El dato más contundente surge del monitoreo oficial argentino: en los últimos doce meses se detectaron 776 buques de pesca de aguas distantes en la zona, de los cuales 418 eran de bandera china, lo que representa más de la mitad de la actividad en ese borde marítimo . La cifra, lejos de ser un episodio puntual, refleja el dominio sostenido de China en una de las áreas más sensibles del Atlántico Sur, donde la pesca de calamar —un recurso clave para el ecosistema y la economía— funciona como principal atractivo.
La zona conocida como “Milla 201” es el epicentro de este conflicto. Se trata de una franja en aguas internacionales, justo después de las 200 millas donde termina la jurisdicción argentina. Allí, la falta de regulación efectiva permite que flotas de distintos países operen sin límites claros de captura ni controles estrictos. En ese vacío legal, China consolidó en los últimos años la mayor flota pesquera de altura del mundo, con una capacidad industrial que supera ampliamente a la de cualquier otro actor global .
El problema no es únicamente la cantidad de barcos, sino también las estrategias que utilizan para maximizar su presencia. Una de las más cuestionadas es el uso de “banderas de conveniencia”, especialmente de países como Vanuatu o Camerún, que permiten a embarcaciones de origen chino operar bajo otra nacionalidad para evitar controles más estrictos. De hecho, en la actualidad se detectaron al menos 28 buques en esa condición, muchos de ellos vinculados a empresas chinas que pescan incluso dentro de aguas argentinas de manera ilegal .
La tecnología también juega un papel clave en esta dinámica. Las imágenes captadas desde el espacio muestran cómo estos barcos utilizan potentes luces para atraer calamares durante la noche, generando una concentración lumínica visible desde órbita. Ese despliegue no solo evidencia la escala de la operación, sino también su nivel de sofisticación. La pesca ya no es una actividad artesanal ni regional: es parte de una estructura industrial global, con financiamiento estatal, logística internacional y objetivos estratégicos de largo plazo.
En ese sentido, varios analistas advierten que la expansión de la flota china no responde únicamente a una lógica económica, sino también geopolítica. El control de los recursos marítimos, la presencia sostenida en zonas alejadas y la acumulación de información sobre los océanos forman parte de una estrategia más amplia de proyección global. China no solo pesca: se posiciona. Y lo hace en regiones donde los marcos regulatorios son débiles o inexistentes.
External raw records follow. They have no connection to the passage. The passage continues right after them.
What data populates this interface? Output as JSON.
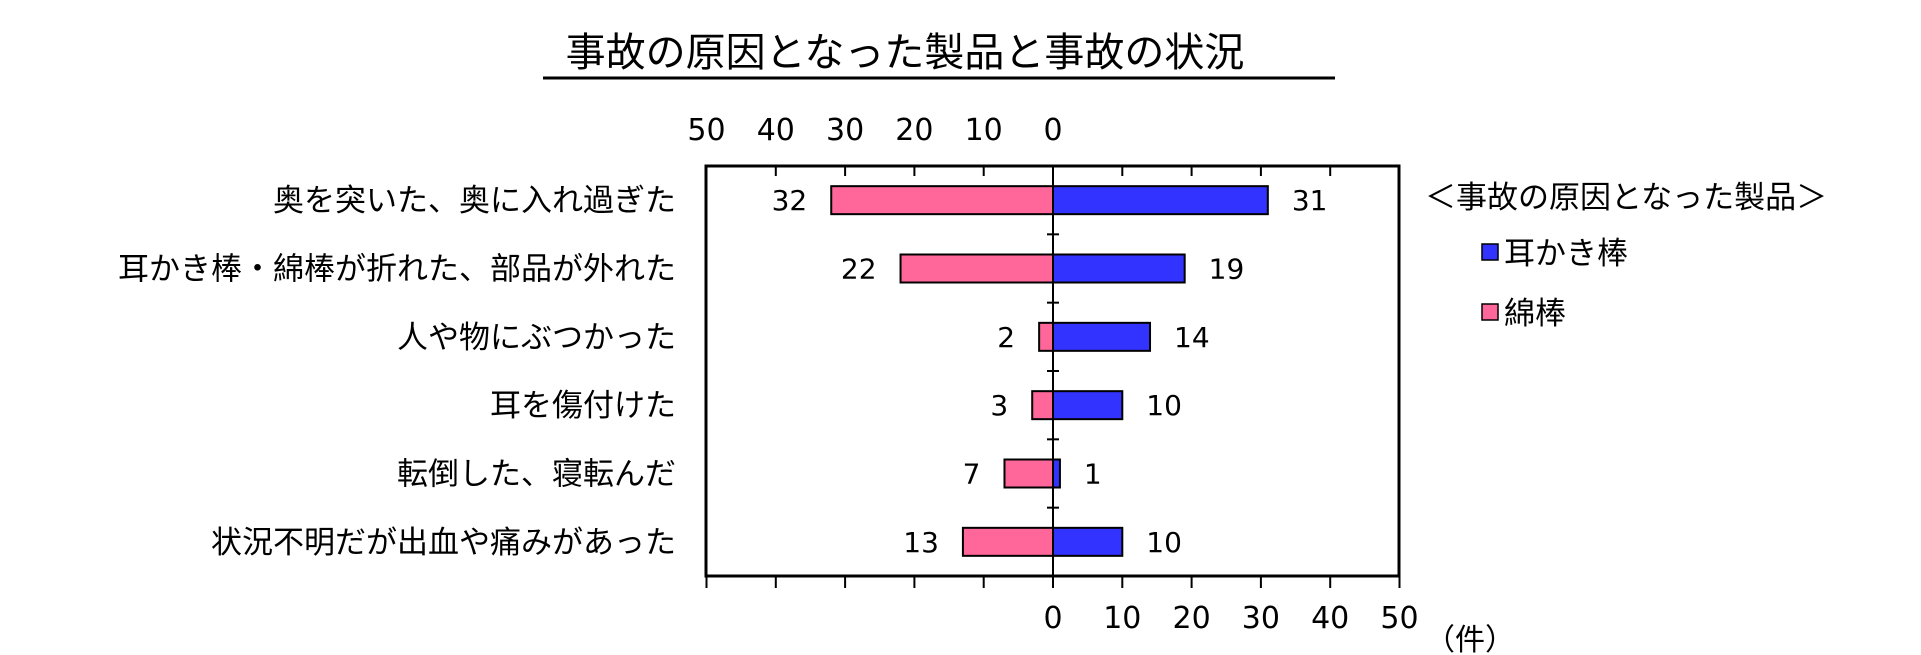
{
  "chart_data": {
    "type": "bar",
    "orientation": "horizontal-diverging",
    "title": "事故の原因となった製品と事故の状況",
    "categories": [
      "奥を突いた、奥に入れ過ぎた",
      "耳かき棒・綿棒が折れた、部品が外れた",
      "人や物にぶつかった",
      "耳を傷付けた",
      "転倒した、寝転んだ",
      "状況不明だが出血や痛みがあった"
    ],
    "series": [
      {
        "name": "耳かき棒",
        "color": "#3333ff",
        "side": "right",
        "values": [
          31,
          19,
          14,
          10,
          1,
          10
        ]
      },
      {
        "name": "綿棒",
        "color": "#ff6699",
        "side": "left",
        "values": [
          32,
          22,
          2,
          3,
          7,
          13
        ]
      }
    ],
    "top_ticks": [
      "50",
      "40",
      "30",
      "20",
      "10",
      "0"
    ],
    "bottom_ticks": [
      "0",
      "10",
      "20",
      "30",
      "40",
      "50"
    ],
    "unit_label": "（件）",
    "xlim": [
      -50,
      50
    ],
    "legend_title": "＜事故の原因となった製品＞",
    "legend_position": "right"
  }
}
Las consecuencias de este fenómeno son múltiples. En términos ambientales, la presión sobre especies como el calamar puede generar desequilibrios en toda la cadena alimentaria marina. En términos económicos, afecta directamente a la industria pesquera argentina, que compite con una flota de escala incomparable. Y en términos políticos, plantea un desafío para el Estado argentino, que debe controlar sus aguas mientras observa cómo, a pocos kilómetros, se desarrolla una actividad que escapa a su jurisdicción.
Además, existen denuncias internacionales sobre condiciones laborales extremas en algunos de estos buques, con casos documentados de explotación, jornadas extenuantes y violaciones de derechos humanos, lo que agrega una dimensión aún más compleja al problema. No se trata solo de recursos naturales, sino también de estándares globales que muchas veces no se cumplen en alta mar.
La postal que dejaron las imágenes del Artemis es, en definitiva, mucho más que una curiosidad espacial. Es una radiografía precisa de una disputa silenciosa que ocurre todos los días frente a las costas argentinas. Una disputa donde se cruzan intereses económicos, vacíos legales y estrategias de poder en un escenario donde la Argentina, por ahora, observa desde el límite de su propia frontera marítima.